Perpustakaan Provinsi sebagai salah satu tempat rujukan bagi masyarakat luas di wilayah Provinsi merupakan salah satu objek vital di dalam sebuah Pemerintahan. Sebagai sarana pembelajaran sepanjang hayat tanpa membedakan umur, jenis kelamin, suku, ras, agama, dan status sosial ekonomi, perpustakaan Provinsi bertanggung jawab atas pembinaan dan pengembangan semua jenis perpustakaan di wilayahnya.

Maka dari itu, perpustakaan Nasional RI sebagai rujukan seluruh perpustakaan di Indonesia mengembangkan standar nasional perpustakaan Provinsi sebagai acuan dalam melaksanakan layanan, pembinaan dan pengembangan perpustakaan di Indonesia. Standar ini menetapkan dasar acuan penyelenggaraan perpustakaan umum di tingkat Provinsi, meliputi ketentuan dan persyaratan minimal tentang koleksi, sarana dan prasarana, layanan, tenaga, dan pengelolaan perpustakaan.
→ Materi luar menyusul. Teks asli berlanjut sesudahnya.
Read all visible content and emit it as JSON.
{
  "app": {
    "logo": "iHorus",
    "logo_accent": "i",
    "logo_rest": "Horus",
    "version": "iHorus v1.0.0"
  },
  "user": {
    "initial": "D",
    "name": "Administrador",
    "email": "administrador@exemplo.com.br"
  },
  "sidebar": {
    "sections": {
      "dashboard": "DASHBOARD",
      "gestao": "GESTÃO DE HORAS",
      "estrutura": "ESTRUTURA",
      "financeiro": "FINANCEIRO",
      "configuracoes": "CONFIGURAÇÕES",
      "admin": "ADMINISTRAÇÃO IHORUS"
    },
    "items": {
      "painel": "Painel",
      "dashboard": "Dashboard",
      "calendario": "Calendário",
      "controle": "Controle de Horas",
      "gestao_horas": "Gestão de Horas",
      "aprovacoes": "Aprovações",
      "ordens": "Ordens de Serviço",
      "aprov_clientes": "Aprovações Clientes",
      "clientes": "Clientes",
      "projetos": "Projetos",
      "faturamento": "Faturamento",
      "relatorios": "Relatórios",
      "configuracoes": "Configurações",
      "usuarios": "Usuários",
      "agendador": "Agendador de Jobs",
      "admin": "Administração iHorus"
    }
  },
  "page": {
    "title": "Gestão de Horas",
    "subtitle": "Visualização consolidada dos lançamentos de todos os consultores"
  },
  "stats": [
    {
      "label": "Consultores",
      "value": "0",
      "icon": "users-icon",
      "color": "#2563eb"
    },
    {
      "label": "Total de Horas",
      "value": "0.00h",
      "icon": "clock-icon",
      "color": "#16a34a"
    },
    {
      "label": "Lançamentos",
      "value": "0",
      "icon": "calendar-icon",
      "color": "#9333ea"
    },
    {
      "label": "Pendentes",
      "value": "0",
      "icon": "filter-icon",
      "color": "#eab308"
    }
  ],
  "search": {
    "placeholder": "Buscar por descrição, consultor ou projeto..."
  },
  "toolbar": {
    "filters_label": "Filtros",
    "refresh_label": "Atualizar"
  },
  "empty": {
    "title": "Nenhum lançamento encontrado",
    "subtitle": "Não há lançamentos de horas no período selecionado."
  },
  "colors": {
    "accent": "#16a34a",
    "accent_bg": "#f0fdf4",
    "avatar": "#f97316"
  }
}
Berikut merupakan ringkasan standar nasional perpustakaan Provinsi:

  1. Koleksi

Koleksi perpustakaan Provinsi disesuaikan dengan kebutuhan masyarakat di Provinsi untuk mendukung kebijakan daerah. Jenis koleksi berupa koleksi umum, koleksi rujukan, koleksi terbitan berkala, koleksi terbitan pemerintah, koleksi khusus, dan koleksi langka. Jumlah judul koleksi sekurang-kurangnya 0,015 per kapita. Koleksi terbaru yang terbit lima tahun terakhir sekurang-kurangnya 5% dari jumlah koleksi yang ada pada tahun berjalan. Pengembangan koleksi harus ditinjau sekurang-kurangnya 3 tahun sekali dan sekurang-kurangnya 5% dari jumlah judul koleksi pada tahun berjalan.

  1. Sarana dan Prasarana

Lokasi perpustakaan mudah dijangkau, sekurang-kurangnya 0,004 m2 per kapita dan di bawah kekuasaan pemerintah daerah. Gedung mempunyai sarana layanan sekurang-kurangnya meliputi rak buku, rak majalah, rak audio visual, rak buku referensi, meja baca, meja kerja, laci katalog, kursi baca, perangkat komputer, alat baca tunanetra, AC, rak display buku baru, rak surat kabar, jaringan internet, dan lemari penitipan tas.

  1. Layanan Perpustakaan

Perpustakaan menyediakan layanan sekurang-kurangnya 10 jam per hari. Jenis layanan sekurang-kurangnya terdiri dari layanan sirkulasi, layanan membaca ditempat, layananan referensi, layanan bercerita, layananan perpustakaan keliling, layanan internet, penelusuran informasi, bimbingan pemustaka, dan literasi informasi.

  1. Keanggotaan Perpustakaan

Jumlah anggota sekurang-kurangnya 2% dari jumlah penduduk.

  1. Pemanfaatan Perpustakaan

Jumlah kunjungan fisik sekurang-kurangnya 0,10 per kapita per tahun, dengan frekuensi minimal 0,125 per eksemplar per tahun, jumlah transaksi sirkulasi minimal 0,25 per kapita per tahun. Tingkat kepuasan pemustaka sekurang-kurangnya 40% yang diperoleh melalui survey sekali dalam setahun.

  1. Tenaga Perpustakaan

Jumlah staf minimal 1 orang per 25.000 penduduk dengan rincian berkualifikasi di bidang perpustakaan dan informasi minimal 1 orang per 75.000 penduduk.

  1. Penyelenggaraan Perpustakaan

Perpustakaan menyusun visi misi yang mengacu pada tugas pokok dan fungsi perpustakaan, dan menyusun program kerja tahunan sesuai visi misi tersebut. Struktur organisasi perpustakaan provinsi minimal sesuai bagan dibawah.

    8. Pengelolaan Perpustakaan

Perpustakaan menerapkan prinsip manajemen yang mencakup perencanaan, pengorganisasian, pengawasan, pelaporan, dan panganggaran. Jumlah anggaran belanja operasional perpustakaan Provinsi per tahun sekurang-kurangnya Rp. 1.000,- per kapita dan atau disesuaikan dengan luasnya jangkauan wilayah layanan perpustakaan.

 

Sumber:

Salmubi, dkk. 2013. Standar Nasional Perpustakaan Provinsi. Jakarta : Perpustakaan Nasional RI.